Anyone listening to 24/196?


If so, what DAC are you using? The Benchmark can intake those signals, but it downsamples them to 110. The BelCanto can't take them. The Bryston BDA-1 is one of the few non-megabuck DACs that can take 192 as an input.

Anything else under 3k?

From Bryston materials: "The CS-4398 operates in one of three oversampling modes based on the input sample rate. Single-speed mode supports input sample rates up to 50 kHz and uses a 128x oversampling ratio. Double-speed mode supports input sample rates up to 100 kHz and uses an oversampling ratio of 64x. Quad-speed mode supports input sample rates up to 200 kHz and uses an oversampling ratio of 32x."
lightminer

Showing 6 responses by lightminer

Yeah:

DSD64 = 1BIT / 2.8224 MHz = 2.8224 Mbit/s (per channel)
DSD128 = 1BIT / 5.6448 MHz = 5.6448 Mbit/s (per channel)
DXD (PCM) = 24 BIT / 352.8kHz = 8.4672 Mbit/s (per channel)

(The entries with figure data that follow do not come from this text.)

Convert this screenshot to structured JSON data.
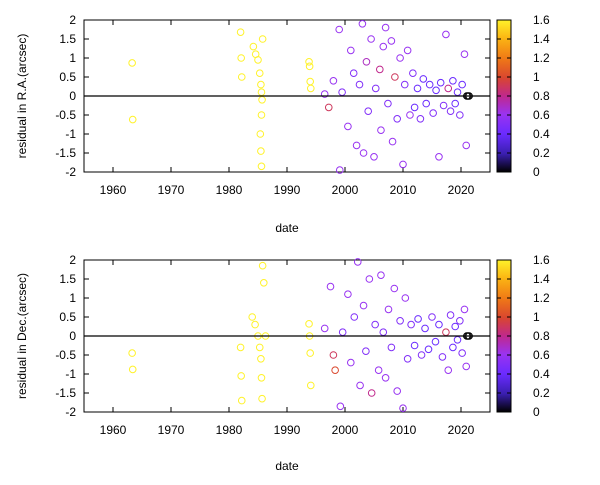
{
  "chart_data": [
    {
      "type": "scatter",
      "xlabel": "date",
      "ylabel": "residual in R.A.(arcsec)",
      "xlim": [
        1955,
        2025
      ],
      "ylim": [
        -2,
        2
      ],
      "x_ticks": [
        1960,
        1970,
        1980,
        1990,
        2000,
        2010,
        2020
      ],
      "y_ticks": [
        -2,
        -1.5,
        -1,
        -0.5,
        0,
        0.5,
        1,
        1.5,
        2
      ],
      "x_tick_labels": [
        "1960",
        "1970",
        "1980",
        "1990",
        "2000",
        "2010",
        "2020"
      ],
      "y_tick_labels": [
        "-2",
        "-1.5",
        "-1",
        "-0.5",
        "0",
        "0.5",
        "1",
        "1.5",
        "2"
      ],
      "grid": false,
      "colorbar": {
        "range": [
          0,
          1.6
        ],
        "ticks": [
          0,
          0.2,
          0.4,
          0.6,
          0.8,
          1,
          1.2,
          1.4,
          1.6
        ],
        "tick_labels": [
          "0",
          "0.2",
          "0.4",
          "0.6",
          "0.8",
          "1",
          "1.2",
          "1.4",
          "1.6"
        ]
      },
      "zero_line": 0,
      "sample_points": [
        {
          "x": 1963.3,
          "y": 0.87,
          "c": 1.6
        },
        {
          "x": 1963.4,
          "y": -0.62,
          "c": 1.6
        },
        {
          "x": 1982.0,
          "y": 1.68,
          "c": 1.6
        },
        {
          "x": 1982.1,
          "y": 1.0,
          "c": 1.6
        },
        {
          "x": 1982.2,
          "y": 0.5,
          "c": 1.6
        },
        {
          "x": 1984.2,
          "y": 1.3,
          "c": 1.6
        },
        {
          "x": 1984.6,
          "y": 1.1,
          "c": 1.6
        },
        {
          "x": 1985.0,
          "y": 0.95,
          "c": 1.6
        },
        {
          "x": 1985.3,
          "y": 0.6,
          "c": 1.6
        },
        {
          "x": 1985.5,
          "y": 0.3,
          "c": 1.6
        },
        {
          "x": 1985.6,
          "y": 0.1,
          "c": 1.6
        },
        {
          "x": 1985.7,
          "y": -0.1,
          "c": 1.6
        },
        {
          "x": 1985.6,
          "y": -0.5,
          "c": 1.6
        },
        {
          "x": 1985.4,
          "y": -1.0,
          "c": 1.6
        },
        {
          "x": 1985.5,
          "y": -1.45,
          "c": 1.6
        },
        {
          "x": 1985.6,
          "y": -1.85,
          "c": 1.6
        },
        {
          "x": 1985.8,
          "y": 1.5,
          "c": 1.6
        },
        {
          "x": 1993.8,
          "y": 0.9,
          "c": 1.6
        },
        {
          "x": 1993.9,
          "y": 0.78,
          "c": 1.6
        },
        {
          "x": 1994.0,
          "y": 0.38,
          "c": 1.6
        },
        {
          "x": 1994.1,
          "y": 0.2,
          "c": 1.6
        },
        {
          "x": 1996.5,
          "y": 0.05,
          "c": 0.6
        },
        {
          "x": 1997.2,
          "y": -0.3,
          "c": 0.9
        },
        {
          "x": 1998.0,
          "y": 0.4,
          "c": 0.6
        },
        {
          "x": 1999.0,
          "y": 1.75,
          "c": 0.6
        },
        {
          "x": 1999.1,
          "y": -1.95,
          "c": 0.6
        },
        {
          "x": 1999.5,
          "y": 0.1,
          "c": 0.5
        },
        {
          "x": 2000.5,
          "y": -0.8,
          "c": 0.6
        },
        {
          "x": 2001.0,
          "y": 1.2,
          "c": 0.6
        },
        {
          "x": 2001.5,
          "y": 0.6,
          "c": 0.5
        },
        {
          "x": 2002.0,
          "y": -1.3,
          "c": 0.6
        },
        {
          "x": 2002.5,
          "y": 0.3,
          "c": 0.5
        },
        {
          "x": 2003.0,
          "y": 1.9,
          "c": 0.6
        },
        {
          "x": 2003.2,
          "y": -1.5,
          "c": 0.6
        },
        {
          "x": 2003.7,
          "y": 0.9,
          "c": 0.7
        },
        {
          "x": 2004.0,
          "y": -0.4,
          "c": 0.5
        },
        {
          "x": 2004.5,
          "y": 1.5,
          "c": 0.6
        },
        {
          "x": 2005.0,
          "y": -1.6,
          "c": 0.6
        },
        {
          "x": 2005.3,
          "y": 0.2,
          "c": 0.5
        },
        {
          "x": 2006.0,
          "y": 0.7,
          "c": 0.8
        },
        {
          "x": 2006.2,
          "y": -0.9,
          "c": 0.6
        },
        {
          "x": 2006.6,
          "y": 1.3,
          "c": 0.6
        },
        {
          "x": 2007.0,
          "y": 1.8,
          "c": 0.6
        },
        {
          "x": 2007.4,
          "y": -0.2,
          "c": 0.5
        },
        {
          "x": 2008.0,
          "y": 1.45,
          "c": 0.6
        },
        {
          "x": 2008.2,
          "y": -1.2,
          "c": 0.6
        },
        {
          "x": 2008.6,
          "y": 0.5,
          "c": 0.9
        },
        {
          "x": 2009.0,
          "y": -0.6,
          "c": 0.5
        },
        {
          "x": 2009.5,
          "y": 1.0,
          "c": 0.6
        },
        {
          "x": 2010.0,
          "y": -1.8,
          "c": 0.6
        },
        {
          "x": 2010.3,
          "y": 0.3,
          "c": 0.5
        },
        {
          "x": 2010.8,
          "y": 1.2,
          "c": 0.6
        },
        {
          "x": 2011.2,
          "y": -0.5,
          "c": 0.6
        },
        {
          "x": 2011.7,
          "y": 0.6,
          "c": 0.5
        },
        {
          "x": 2012.0,
          "y": -0.3,
          "c": 0.4
        },
        {
          "x": 2012.5,
          "y": 0.2,
          "c": 0.4
        },
        {
          "x": 2013.0,
          "y": -0.6,
          "c": 0.5
        },
        {
          "x": 2013.5,
          "y": 0.45,
          "c": 0.4
        },
        {
          "x": 2014.0,
          "y": -0.2,
          "c": 0.4
        },
        {
          "x": 2014.6,
          "y": 0.3,
          "c": 0.4
        },
        {
          "x": 2015.2,
          "y": -0.45,
          "c": 0.5
        },
        {
          "x": 2015.7,
          "y": 0.15,
          "c": 0.4
        },
        {
          "x": 2016.2,
          "y": -1.6,
          "c": 0.6
        },
        {
          "x": 2016.5,
          "y": 0.35,
          "c": 0.4
        },
        {
          "x": 2017.0,
          "y": -0.25,
          "c": 0.5
        },
        {
          "x": 2017.4,
          "y": 1.62,
          "c": 0.6
        },
        {
          "x": 2017.8,
          "y": 0.2,
          "c": 0.8
        },
        {
          "x": 2018.2,
          "y": -0.4,
          "c": 0.5
        },
        {
          "x": 2018.6,
          "y": 0.4,
          "c": 0.4
        },
        {
          "x": 2019.0,
          "y": -0.2,
          "c": 0.4
        },
        {
          "x": 2019.4,
          "y": 0.1,
          "c": 0.4
        },
        {
          "x": 2019.8,
          "y": -0.5,
          "c": 0.5
        },
        {
          "x": 2020.2,
          "y": 0.3,
          "c": 0.4
        },
        {
          "x": 2020.6,
          "y": 1.1,
          "c": 0.6
        },
        {
          "x": 2020.9,
          "y": -1.3,
          "c": 0.6
        },
        {
          "x": 2021.0,
          "y": 0.0,
          "c": 0.0
        },
        {
          "x": 2021.2,
          "y": 0.0,
          "c": 0.0
        },
        {
          "x": 2021.4,
          "y": 0.0,
          "c": 0.0
        }
      ]
    },
    {
      "type": "scatter",
      "xlabel": "date",
      "ylabel": "residual in Dec.(arcsec)",
      "xlim": [
        1955,
        2025
      ],
      "ylim": [
        -2,
        2
      ],
      "x_ticks": [
        1960,
        1970,
        1980,
        1990,
        2000,
        2010,
        2020
      ],
      "y_ticks": [
        -2,
        -1.5,
        -1,
        -0.5,
        0,
        0.5,
        1,
        1.5,
        2
      ],
      "x_tick_labels": [
        "1960",
        "1970",
        "1980",
        "1990",
        "2000",
        "2010",
        "2020"
      ],
      "y_tick_labels": [
        "-2",
        "-1.5",
        "-1",
        "-0.5",
        "0",
        "0.5",
        "1",
        "1.5",
        "2"
      ],
      "grid": false,
      "colorbar": {
        "range": [
          0,
          1.6
        ],
        "ticks": [
          0,
          0.2,
          0.4,
          0.6,
          0.8,
          1,
          1.2,
          1.4,
          1.6
        ],
        "tick_labels": [
          "0",
          "0.2",
          "0.4",
          "0.6",
          "0.8",
          "1",
          "1.2",
          "1.4",
          "1.6"
        ]
      },
      "zero_line": 0,
      "sample_points": [
        {
          "x": 1963.3,
          "y": -0.45,
          "c": 1.6
        },
        {
          "x": 1963.4,
          "y": -0.88,
          "c": 1.6
        },
        {
          "x": 1982.0,
          "y": -0.3,
          "c": 1.6
        },
        {
          "x": 1982.1,
          "y": -1.05,
          "c": 1.6
        },
        {
          "x": 1982.2,
          "y": -1.7,
          "c": 1.6
        },
        {
          "x": 1984.0,
          "y": 0.5,
          "c": 1.6
        },
        {
          "x": 1984.5,
          "y": 0.3,
          "c": 1.6
        },
        {
          "x": 1985.0,
          "y": 0.0,
          "c": 1.6
        },
        {
          "x": 1985.3,
          "y": -0.3,
          "c": 1.6
        },
        {
          "x": 1985.5,
          "y": -0.6,
          "c": 1.6
        },
        {
          "x": 1985.6,
          "y": -1.1,
          "c": 1.6
        },
        {
          "x": 1985.7,
          "y": -1.65,
          "c": 1.6
        },
        {
          "x": 1985.8,
          "y": 1.85,
          "c": 1.6
        },
        {
          "x": 1986.0,
          "y": 1.4,
          "c": 1.6
        },
        {
          "x": 1986.3,
          "y": 0.0,
          "c": 1.6
        },
        {
          "x": 1993.8,
          "y": 0.32,
          "c": 1.6
        },
        {
          "x": 1993.9,
          "y": 0.0,
          "c": 1.6
        },
        {
          "x": 1994.0,
          "y": -0.45,
          "c": 1.6
        },
        {
          "x": 1994.1,
          "y": -1.3,
          "c": 1.6
        },
        {
          "x": 1996.5,
          "y": 0.2,
          "c": 0.6
        },
        {
          "x": 1997.5,
          "y": 1.3,
          "c": 0.6
        },
        {
          "x": 1998.0,
          "y": -0.5,
          "c": 0.9
        },
        {
          "x": 1998.3,
          "y": -0.9,
          "c": 1.0
        },
        {
          "x": 1999.2,
          "y": -1.85,
          "c": 0.6
        },
        {
          "x": 1999.6,
          "y": 0.1,
          "c": 0.5
        },
        {
          "x": 2000.5,
          "y": 1.1,
          "c": 0.6
        },
        {
          "x": 2001.0,
          "y": -0.7,
          "c": 0.6
        },
        {
          "x": 2001.6,
          "y": 0.5,
          "c": 0.5
        },
        {
          "x": 2002.2,
          "y": 1.95,
          "c": 0.6
        },
        {
          "x": 2002.6,
          "y": -1.3,
          "c": 0.6
        },
        {
          "x": 2003.2,
          "y": 0.8,
          "c": 0.6
        },
        {
          "x": 2003.6,
          "y": -0.4,
          "c": 0.5
        },
        {
          "x": 2004.2,
          "y": 1.5,
          "c": 0.6
        },
        {
          "x": 2004.6,
          "y": -1.5,
          "c": 0.8
        },
        {
          "x": 2005.2,
          "y": 0.3,
          "c": 0.5
        },
        {
          "x": 2005.8,
          "y": -0.9,
          "c": 0.6
        },
        {
          "x": 2006.2,
          "y": 1.6,
          "c": 0.6
        },
        {
          "x": 2006.6,
          "y": 0.1,
          "c": 0.5
        },
        {
          "x": 2007.0,
          "y": -1.1,
          "c": 0.6
        },
        {
          "x": 2007.5,
          "y": 0.7,
          "c": 0.6
        },
        {
          "x": 2008.0,
          "y": -0.3,
          "c": 0.5
        },
        {
          "x": 2008.5,
          "y": 1.25,
          "c": 0.6
        },
        {
          "x": 2009.0,
          "y": -1.45,
          "c": 0.6
        },
        {
          "x": 2009.5,
          "y": 0.4,
          "c": 0.5
        },
        {
          "x": 2010.0,
          "y": -1.9,
          "c": 0.6
        },
        {
          "x": 2010.4,
          "y": 1.0,
          "c": 0.6
        },
        {
          "x": 2010.8,
          "y": -0.6,
          "c": 0.5
        },
        {
          "x": 2011.4,
          "y": 0.3,
          "c": 0.5
        },
        {
          "x": 2012.0,
          "y": -0.25,
          "c": 0.4
        },
        {
          "x": 2012.6,
          "y": 0.45,
          "c": 0.4
        },
        {
          "x": 2013.2,
          "y": -0.5,
          "c": 0.5
        },
        {
          "x": 2013.8,
          "y": 0.2,
          "c": 0.4
        },
        {
          "x": 2014.4,
          "y": -0.35,
          "c": 0.4
        },
        {
          "x": 2015.0,
          "y": 0.5,
          "c": 0.5
        },
        {
          "x": 2015.6,
          "y": -0.15,
          "c": 0.4
        },
        {
          "x": 2016.2,
          "y": 0.3,
          "c": 0.4
        },
        {
          "x": 2016.8,
          "y": -0.55,
          "c": 0.5
        },
        {
          "x": 2017.4,
          "y": 0.1,
          "c": 0.9
        },
        {
          "x": 2017.8,
          "y": -0.9,
          "c": 0.6
        },
        {
          "x": 2018.2,
          "y": 0.55,
          "c": 0.5
        },
        {
          "x": 2018.6,
          "y": -0.3,
          "c": 0.4
        },
        {
          "x": 2019.0,
          "y": 0.25,
          "c": 0.4
        },
        {
          "x": 2019.4,
          "y": -0.1,
          "c": 0.4
        },
        {
          "x": 2019.8,
          "y": 0.4,
          "c": 0.5
        },
        {
          "x": 2020.2,
          "y": -0.45,
          "c": 0.5
        },
        {
          "x": 2020.6,
          "y": 0.7,
          "c": 0.6
        },
        {
          "x": 2020.9,
          "y": -0.8,
          "c": 0.6
        },
        {
          "x": 2021.0,
          "y": 0.0,
          "c": 0.0
        },
        {
          "x": 2021.2,
          "y": 0.0,
          "c": 0.0
        },
        {
          "x": 2021.4,
          "y": 0.0,
          "c": 0.0
        }
      ]
    }
  ]
}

http://www.2l.no/hires/index.html

and they are releasing on Blu-Ray,

http://www.bigpicturebigsound.com/2L-Founder-blu-ray-audio-future-1652.shtml

And I found this, which is on 176.4 khz

http://forum.audiogon.com/cgi-bin/fr.pl?ddgtl&1215130465&openfrom&1&4#1
Yes, although you need a different DAC for SACD, as it doesn't resolve to the PCM x/y khz format. What I mean is that something like the Bryston can decode all variants of x/y between certain parameters, but SACD is a different (DSD) process and is not compatable.

Of course it is too early to tell, but PCM 24/192 will replace SACD. We have to see what Telarc and the others who are still recording and selling SACDs do, if they move to a Blu-Ray based 24/192 or not. I personally think it very well could happen, ergo my search for a DAC now for this.

DXD is still, of course, king. Just think - in 10 or more years, we will be using DXD on our wristwatch-phones.
One small interesting note, it seems the Bryston only takes 16-bit word length via USB (it can take the full 24 via other connections), wherease the Benchmark does take 24 via USB.

From what I hear getting a decent sound card with AES is best, however, so that may be mute if one goes the AES route.

The Receiver mentioned above and the item right above this one don't completely re-clock the signal from a quick read. I think reclocking to eliminate Jitter is important, and if we are playing with 24/196 I wouldn't even bother unless we are going to put serious equipment ahead of it.

The Bryston sets a high standard!!
Kijanki - tell me more. It outputs analog, so I assume you mean input? The literature says it downsamples to 110 even though ithas 192 kHz DACs - that is why I am confused by it. So you are saying they are doing that because they found with that particular DAC chip downsamples to 110 to reduce THD? That could be. But then we aren't getting the fluidity or fullness or whatever from 192, no? At 110, we could just as soon stay with 96? The whole point of going to 192 is to double the info over 96. The Bryston doesn't lower it and neither does the Berkeley, so perhaps it sounds better with the particular DAC chip the Benchmark uses - so in their case it could definitely be better.

The biggest thing the Benchmark has going for it is value. The Benchmark could be the best way to get into this movement, and then as prices come down and more quality is available later, maybe 3 - 5 years, and in the meantime participate in downloading the 24/192 music and building a library - even though you would only be listening to it at 110. If you get the Berklely at 5k at this point, I wouldn't want to replace it in 3-5 years, but in 5 years it could probably be beaten at 1k or even less I would suggest.

DACs are subject to the same phenomenon as digital cameras and other digital nonsense that falls in price by half each year. My amp is something like 12 years old and still seriously kicks butt. DACs don't age like that, so I'm hesitant to spend more than 1k on a DAC. People spent 20 or 30k on the dcs equipment not 8 or 10 years ago, and there are those who claim that the 2k Bryston is in the class of the '99 era dcs gear. (I have absolutely no idea myself, as I don't play in the 20k+ gear range.) The Bryston, while over 1k, does have me intruiged, though. But 5k is too much for something that devalues with such strong intensity - I'm not that well off! Pretty good, but not that good! 5k is still a lot. Heck, 1k is still a lot!

The Altman Attraction does look interesting, I'll continue to read more about it.
Just an interesting note a half year later, looks like 24/96 PCM is gathering steam as the next standard, although in the computer-digital world it will probably be a mix (i.e., 24/88.2 is currently also very common), but overall 24/96 FLAC set to level 6 compression has a slight lead over everything else from what I can tell.